The Olympics are over and the water is cold.
[blockquote]I guess the Olympics are over.[/blockquote]
They really are. A couple of years ago a salesman from one of our data services came to give his annual forecast talk to the office and he said his personal belief was that the Beijing Olympics were almost completely responsible for the commodity bubble that had been growing since early 2003 and that China was inflating the world economy solely because of Olympic building and development. Oil was only around $50 then and he said it was going to go up rapidly and then drop like a rock right after the Olympics. Metals, too. We all thought he was a quack then. Now I wish I could remember his name.

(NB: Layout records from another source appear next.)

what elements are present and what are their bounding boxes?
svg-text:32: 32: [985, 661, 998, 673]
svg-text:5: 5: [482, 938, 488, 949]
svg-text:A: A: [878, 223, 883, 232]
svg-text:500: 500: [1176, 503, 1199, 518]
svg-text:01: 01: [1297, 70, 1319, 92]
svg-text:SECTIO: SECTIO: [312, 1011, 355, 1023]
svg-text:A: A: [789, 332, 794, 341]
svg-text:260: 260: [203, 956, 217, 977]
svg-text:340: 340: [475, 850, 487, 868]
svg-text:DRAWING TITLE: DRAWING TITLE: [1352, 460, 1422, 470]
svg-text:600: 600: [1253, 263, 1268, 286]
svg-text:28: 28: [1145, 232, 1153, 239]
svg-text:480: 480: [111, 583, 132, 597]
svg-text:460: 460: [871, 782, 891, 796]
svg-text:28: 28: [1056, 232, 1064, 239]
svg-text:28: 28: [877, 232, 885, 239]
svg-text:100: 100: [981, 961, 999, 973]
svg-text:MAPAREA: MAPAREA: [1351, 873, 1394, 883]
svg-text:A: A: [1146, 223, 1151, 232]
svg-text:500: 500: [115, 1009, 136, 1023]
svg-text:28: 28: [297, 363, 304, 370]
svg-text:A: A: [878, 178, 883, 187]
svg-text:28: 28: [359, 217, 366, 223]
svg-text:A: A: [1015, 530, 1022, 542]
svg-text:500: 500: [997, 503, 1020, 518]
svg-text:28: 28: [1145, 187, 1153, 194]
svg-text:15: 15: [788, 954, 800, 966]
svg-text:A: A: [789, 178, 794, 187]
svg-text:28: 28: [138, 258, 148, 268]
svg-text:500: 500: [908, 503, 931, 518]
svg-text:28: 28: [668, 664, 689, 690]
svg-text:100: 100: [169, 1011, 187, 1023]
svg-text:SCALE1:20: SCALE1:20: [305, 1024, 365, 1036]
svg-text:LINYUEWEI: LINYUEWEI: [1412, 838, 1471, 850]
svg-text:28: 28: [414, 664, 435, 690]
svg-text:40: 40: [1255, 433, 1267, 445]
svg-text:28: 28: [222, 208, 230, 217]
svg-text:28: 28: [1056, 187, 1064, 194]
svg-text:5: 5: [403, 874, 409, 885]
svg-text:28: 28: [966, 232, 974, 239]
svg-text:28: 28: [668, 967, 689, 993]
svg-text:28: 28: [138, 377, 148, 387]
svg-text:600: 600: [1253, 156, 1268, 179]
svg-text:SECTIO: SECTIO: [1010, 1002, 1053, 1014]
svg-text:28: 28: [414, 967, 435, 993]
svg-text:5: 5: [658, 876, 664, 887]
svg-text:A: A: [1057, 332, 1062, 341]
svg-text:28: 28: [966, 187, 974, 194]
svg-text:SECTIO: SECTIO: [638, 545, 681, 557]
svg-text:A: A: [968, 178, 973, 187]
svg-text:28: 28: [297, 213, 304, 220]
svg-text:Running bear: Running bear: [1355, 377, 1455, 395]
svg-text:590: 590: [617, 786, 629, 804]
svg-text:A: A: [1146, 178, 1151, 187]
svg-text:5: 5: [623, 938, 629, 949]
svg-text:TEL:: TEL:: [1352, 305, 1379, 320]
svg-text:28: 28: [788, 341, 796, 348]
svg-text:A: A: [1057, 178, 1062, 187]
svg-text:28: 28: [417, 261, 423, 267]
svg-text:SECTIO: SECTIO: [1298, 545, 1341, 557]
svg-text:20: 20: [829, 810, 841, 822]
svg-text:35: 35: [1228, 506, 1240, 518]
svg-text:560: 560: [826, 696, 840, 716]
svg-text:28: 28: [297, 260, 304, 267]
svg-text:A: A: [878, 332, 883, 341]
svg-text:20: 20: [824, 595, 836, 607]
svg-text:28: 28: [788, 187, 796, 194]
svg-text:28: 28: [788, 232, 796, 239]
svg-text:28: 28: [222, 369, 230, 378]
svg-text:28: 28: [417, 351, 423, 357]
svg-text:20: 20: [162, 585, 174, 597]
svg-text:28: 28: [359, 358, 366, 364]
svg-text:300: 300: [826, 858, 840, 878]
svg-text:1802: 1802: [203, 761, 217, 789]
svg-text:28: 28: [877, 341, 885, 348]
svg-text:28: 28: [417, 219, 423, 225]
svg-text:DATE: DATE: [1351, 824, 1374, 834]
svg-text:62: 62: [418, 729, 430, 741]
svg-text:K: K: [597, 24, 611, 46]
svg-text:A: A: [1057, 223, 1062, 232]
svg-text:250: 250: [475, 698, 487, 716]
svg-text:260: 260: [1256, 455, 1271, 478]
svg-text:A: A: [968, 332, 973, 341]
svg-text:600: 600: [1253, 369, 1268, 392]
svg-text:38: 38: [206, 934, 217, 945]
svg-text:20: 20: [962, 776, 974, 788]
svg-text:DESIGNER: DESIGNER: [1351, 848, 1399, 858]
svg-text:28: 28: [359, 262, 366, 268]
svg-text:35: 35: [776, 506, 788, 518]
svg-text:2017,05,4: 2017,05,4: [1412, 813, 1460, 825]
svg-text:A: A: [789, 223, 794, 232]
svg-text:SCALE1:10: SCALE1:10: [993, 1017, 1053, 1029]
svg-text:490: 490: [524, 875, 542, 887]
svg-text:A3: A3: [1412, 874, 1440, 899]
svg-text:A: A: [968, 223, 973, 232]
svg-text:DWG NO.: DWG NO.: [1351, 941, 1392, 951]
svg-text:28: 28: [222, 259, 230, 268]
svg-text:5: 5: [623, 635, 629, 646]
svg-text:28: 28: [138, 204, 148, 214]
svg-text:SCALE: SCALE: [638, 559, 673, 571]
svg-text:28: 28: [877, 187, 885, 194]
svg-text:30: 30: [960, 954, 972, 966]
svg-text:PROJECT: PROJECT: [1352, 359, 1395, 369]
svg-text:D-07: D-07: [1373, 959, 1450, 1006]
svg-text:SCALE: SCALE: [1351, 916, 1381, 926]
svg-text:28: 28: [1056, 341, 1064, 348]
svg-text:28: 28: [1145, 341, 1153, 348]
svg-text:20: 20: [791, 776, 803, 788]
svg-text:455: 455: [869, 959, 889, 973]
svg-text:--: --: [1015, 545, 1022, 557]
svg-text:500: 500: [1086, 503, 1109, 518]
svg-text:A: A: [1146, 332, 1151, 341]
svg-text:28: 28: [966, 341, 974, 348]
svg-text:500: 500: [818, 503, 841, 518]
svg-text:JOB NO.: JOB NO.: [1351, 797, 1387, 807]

Turn out the lights, the party’s over.
I bought some onions at Meijers the other day and when I got them home I looked at the tag and saw that they were grown less than 20 miles from here.
Can’t really blame Nixon for China. He opened up diplomatic relations with them but those who encouraged them to continue to be commies and get rich doing so are still living.
If their economy hits a hard crash, what’s to keep them from collecting their U.S. loans? They’re the largest holder of our deficit, which was good for them to finance as we bought their products and kept their people working.
If we stop spending, and they stop working, who’s going to feed them?
Besides China, the air should clean up some over Korea and Japan.